There have been many moments in my life when I have worried about my kids. When Zack was born and didn’t cry, wasn’t able to breathe much at all I worried. When the doctor thought he might have cystic fibrosis I worried. When Brycen’s heart rate dropped below mine during labour and I needed an emergency c-section the fear in my heart was overwhelming. When Cameron and Cole were diagnosed with TTTS at 23 weeks gestation and we were told they were not viable if born then and that without surgery there was 100% chance we would lose one and likely both I was beyond concerned, beyond anxious, beyond fearful. When we learned Cole’s heart was very sick, that he was very sick, I was stressed beyond belief and when we learned he had passed away I was devastated. I didn’t think I could be more afraid then I was for Cameron when we went through the treatments for his severe anemia, during the MRI done on his brain or in the days that followed both of these. But I was wrong…I was shattered when my water broke and we were prepared by the medical staff to welcome our very premature, very small for his gestational age and likely very sick son.
And of course the worries didn’t stop there…for any of my kids. I worried about how the time I spent away would affect my older boys, I worried for Cameron’s health. I was concerned for the lack of transition time that Brycen especially had from being the baby to being the big brother. To be honest, that worry is still very much apart of our lives as we watch how he interacts with Cameron (not so well would be the observation). I was very stressed about Cameron’s development…okay I am still worried about this at times. I worry about social interactions with my boys, I worry about how our, crappy at times, parenting will affect them… I think I could go on forever.
A parents worry never goes away. A very good friend, our old minister Theresa, spoke at Cameron's baptism about the worry that parents have when pregnancy doesn’t go as planned and when parenthood doesn’t go as planned. She spoke about turning those worries over to God because sometimes you worry so much that you miss out on what’s happening around you. And she’s so right…I definitely feel that way about the arrival of my twins.

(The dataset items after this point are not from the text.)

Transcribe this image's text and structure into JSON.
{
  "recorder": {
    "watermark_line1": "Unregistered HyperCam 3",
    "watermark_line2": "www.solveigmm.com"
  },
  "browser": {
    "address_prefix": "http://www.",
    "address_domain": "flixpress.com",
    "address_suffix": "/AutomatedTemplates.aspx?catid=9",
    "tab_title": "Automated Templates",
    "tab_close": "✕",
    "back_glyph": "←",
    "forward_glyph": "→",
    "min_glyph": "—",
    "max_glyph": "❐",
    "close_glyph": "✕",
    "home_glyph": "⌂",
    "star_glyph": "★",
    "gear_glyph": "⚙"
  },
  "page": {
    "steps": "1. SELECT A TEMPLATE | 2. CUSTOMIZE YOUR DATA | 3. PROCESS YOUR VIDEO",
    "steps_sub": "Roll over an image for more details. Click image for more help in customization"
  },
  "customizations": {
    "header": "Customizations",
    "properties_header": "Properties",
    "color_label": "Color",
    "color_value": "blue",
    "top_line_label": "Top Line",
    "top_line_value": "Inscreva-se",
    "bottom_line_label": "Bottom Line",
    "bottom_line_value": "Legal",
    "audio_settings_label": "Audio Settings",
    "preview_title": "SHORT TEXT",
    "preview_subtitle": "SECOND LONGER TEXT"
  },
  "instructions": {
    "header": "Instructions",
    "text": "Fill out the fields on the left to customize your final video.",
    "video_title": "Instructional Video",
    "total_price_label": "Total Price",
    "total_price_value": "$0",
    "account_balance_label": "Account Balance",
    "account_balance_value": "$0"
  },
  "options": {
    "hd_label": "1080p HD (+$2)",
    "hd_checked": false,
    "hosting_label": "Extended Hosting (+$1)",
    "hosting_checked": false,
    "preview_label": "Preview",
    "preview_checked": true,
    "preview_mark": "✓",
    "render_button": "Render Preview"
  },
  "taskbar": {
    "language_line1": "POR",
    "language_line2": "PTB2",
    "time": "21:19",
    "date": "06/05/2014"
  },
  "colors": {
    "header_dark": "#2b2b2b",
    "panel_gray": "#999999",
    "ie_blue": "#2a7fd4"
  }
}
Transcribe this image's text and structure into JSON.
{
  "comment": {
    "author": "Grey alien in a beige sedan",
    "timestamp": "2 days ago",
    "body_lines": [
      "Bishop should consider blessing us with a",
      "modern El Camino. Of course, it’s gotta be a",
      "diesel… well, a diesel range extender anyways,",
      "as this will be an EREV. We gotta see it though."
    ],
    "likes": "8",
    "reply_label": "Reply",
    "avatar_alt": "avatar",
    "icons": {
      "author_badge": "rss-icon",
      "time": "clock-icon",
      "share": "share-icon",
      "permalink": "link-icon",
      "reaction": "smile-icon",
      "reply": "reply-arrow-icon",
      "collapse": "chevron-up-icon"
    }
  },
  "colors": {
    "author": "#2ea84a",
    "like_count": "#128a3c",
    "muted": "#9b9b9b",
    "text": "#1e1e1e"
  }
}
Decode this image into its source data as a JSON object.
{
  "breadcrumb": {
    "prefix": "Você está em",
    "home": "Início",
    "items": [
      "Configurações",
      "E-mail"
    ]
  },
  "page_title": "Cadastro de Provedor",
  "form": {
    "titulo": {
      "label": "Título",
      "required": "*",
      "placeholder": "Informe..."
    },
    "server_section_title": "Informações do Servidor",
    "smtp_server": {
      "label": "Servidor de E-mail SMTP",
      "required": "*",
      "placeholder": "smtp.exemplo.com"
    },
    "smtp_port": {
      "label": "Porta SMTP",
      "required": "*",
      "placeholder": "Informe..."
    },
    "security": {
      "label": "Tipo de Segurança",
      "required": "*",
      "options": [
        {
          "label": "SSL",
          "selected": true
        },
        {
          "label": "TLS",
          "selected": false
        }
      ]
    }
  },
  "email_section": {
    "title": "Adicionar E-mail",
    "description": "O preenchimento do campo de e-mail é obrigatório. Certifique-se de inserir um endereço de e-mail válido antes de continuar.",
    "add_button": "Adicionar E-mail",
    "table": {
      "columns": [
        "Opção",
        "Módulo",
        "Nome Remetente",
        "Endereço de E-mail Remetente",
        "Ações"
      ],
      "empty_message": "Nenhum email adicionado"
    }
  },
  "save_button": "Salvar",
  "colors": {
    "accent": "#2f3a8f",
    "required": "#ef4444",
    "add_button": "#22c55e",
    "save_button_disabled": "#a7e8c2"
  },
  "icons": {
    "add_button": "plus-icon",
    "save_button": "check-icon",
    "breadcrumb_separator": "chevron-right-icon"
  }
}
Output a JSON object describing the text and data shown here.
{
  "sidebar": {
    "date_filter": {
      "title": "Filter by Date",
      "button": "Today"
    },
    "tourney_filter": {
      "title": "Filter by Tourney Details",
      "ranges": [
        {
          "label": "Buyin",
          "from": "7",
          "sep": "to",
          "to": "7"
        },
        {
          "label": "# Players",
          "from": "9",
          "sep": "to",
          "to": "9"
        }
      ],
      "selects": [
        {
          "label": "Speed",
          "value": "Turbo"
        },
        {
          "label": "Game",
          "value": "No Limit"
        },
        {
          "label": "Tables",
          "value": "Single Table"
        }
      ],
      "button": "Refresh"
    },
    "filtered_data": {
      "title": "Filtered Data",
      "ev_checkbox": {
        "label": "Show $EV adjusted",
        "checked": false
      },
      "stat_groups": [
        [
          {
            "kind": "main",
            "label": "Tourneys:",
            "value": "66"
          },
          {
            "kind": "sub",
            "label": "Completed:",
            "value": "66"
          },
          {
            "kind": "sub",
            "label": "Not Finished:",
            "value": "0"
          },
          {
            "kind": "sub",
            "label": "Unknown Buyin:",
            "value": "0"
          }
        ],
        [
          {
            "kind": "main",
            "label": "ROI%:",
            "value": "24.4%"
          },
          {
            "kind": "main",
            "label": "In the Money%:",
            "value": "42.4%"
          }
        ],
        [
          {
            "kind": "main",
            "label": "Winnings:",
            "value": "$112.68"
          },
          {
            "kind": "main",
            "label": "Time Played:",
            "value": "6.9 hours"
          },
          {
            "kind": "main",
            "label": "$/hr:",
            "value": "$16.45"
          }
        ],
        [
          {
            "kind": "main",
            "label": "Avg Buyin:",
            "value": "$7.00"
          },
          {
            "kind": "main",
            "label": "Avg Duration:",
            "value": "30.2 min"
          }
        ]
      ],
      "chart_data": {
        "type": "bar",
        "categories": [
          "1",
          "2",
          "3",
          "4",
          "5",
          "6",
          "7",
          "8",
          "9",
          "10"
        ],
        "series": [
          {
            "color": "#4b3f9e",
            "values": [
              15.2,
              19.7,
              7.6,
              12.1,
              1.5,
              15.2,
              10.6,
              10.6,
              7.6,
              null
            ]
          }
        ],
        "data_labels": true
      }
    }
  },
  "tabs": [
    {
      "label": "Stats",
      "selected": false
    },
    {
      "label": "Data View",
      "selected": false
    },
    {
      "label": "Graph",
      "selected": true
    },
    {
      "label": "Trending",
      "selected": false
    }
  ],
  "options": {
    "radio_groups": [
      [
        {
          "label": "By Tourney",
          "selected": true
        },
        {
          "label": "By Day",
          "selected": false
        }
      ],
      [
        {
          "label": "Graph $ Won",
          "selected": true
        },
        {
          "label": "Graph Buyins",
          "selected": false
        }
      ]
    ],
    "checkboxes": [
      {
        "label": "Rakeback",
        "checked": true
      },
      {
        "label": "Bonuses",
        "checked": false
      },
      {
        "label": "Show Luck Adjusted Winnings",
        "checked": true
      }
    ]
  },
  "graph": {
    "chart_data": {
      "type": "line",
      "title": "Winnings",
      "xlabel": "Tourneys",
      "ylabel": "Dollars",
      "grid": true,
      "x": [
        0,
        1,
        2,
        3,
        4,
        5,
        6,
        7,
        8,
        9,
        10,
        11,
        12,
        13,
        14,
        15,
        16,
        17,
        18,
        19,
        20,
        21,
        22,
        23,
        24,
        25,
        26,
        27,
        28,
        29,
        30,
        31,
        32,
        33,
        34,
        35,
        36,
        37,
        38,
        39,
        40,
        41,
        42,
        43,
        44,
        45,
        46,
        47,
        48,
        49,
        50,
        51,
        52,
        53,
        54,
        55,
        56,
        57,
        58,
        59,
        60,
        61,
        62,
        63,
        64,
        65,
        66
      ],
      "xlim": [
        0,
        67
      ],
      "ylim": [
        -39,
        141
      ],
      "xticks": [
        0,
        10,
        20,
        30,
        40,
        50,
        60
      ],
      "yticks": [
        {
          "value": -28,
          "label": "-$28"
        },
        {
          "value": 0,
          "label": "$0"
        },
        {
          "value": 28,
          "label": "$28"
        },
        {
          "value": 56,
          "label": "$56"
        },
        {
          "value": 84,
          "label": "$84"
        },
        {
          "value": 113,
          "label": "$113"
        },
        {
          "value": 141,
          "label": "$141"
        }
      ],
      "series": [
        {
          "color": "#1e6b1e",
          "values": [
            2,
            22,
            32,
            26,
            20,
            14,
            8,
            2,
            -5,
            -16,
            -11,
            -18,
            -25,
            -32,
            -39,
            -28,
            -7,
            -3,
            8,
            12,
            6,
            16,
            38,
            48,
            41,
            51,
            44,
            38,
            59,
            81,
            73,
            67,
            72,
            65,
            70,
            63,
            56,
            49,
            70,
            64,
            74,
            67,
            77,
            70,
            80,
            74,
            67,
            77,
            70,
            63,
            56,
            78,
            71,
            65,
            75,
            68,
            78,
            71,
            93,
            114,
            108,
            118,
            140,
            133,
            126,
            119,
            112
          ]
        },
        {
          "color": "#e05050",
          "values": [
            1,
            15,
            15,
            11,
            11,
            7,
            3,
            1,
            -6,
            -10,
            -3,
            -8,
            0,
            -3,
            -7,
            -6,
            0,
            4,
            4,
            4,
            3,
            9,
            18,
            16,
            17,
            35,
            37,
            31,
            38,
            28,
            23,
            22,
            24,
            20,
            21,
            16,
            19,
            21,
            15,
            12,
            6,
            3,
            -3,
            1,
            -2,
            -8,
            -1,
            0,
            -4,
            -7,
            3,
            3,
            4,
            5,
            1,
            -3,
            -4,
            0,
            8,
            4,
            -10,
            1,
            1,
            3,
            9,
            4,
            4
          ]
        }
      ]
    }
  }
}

I was so full of worry about Cameron’s health and so full of stress concerning Cole’s body condition after 11 lifeless weeks inside of me that I could not appreciate the moment for what it was, could not bring myself to hug, kiss or even touch my precious son.
But this author and her words have made me realize something even more important. For as much as we worry about our children, God worries about us. For as much as we are fearful for the crisis that our children are in, God is fearful for the crisis we are in and what choices it may cause us to make.
For me, it comes back to my heartfelt belief, God does not want horrible things to happen, He does not wish us this pain, this worry, this fear. Our pain hurts Him too. But just as our children learn to lean on us when they are in pain, are afraid or are worried, so must we learn to lean on God when we are put in situations with our children and with other aspects of our life.
We are so truly blessed to have a Father that cares so much for us that He’s willing to endure the most horrible pain so that we won’t have to. All we have to do is lean on him and let him wrap us in His arms the way we wrap our own loved ones in ours.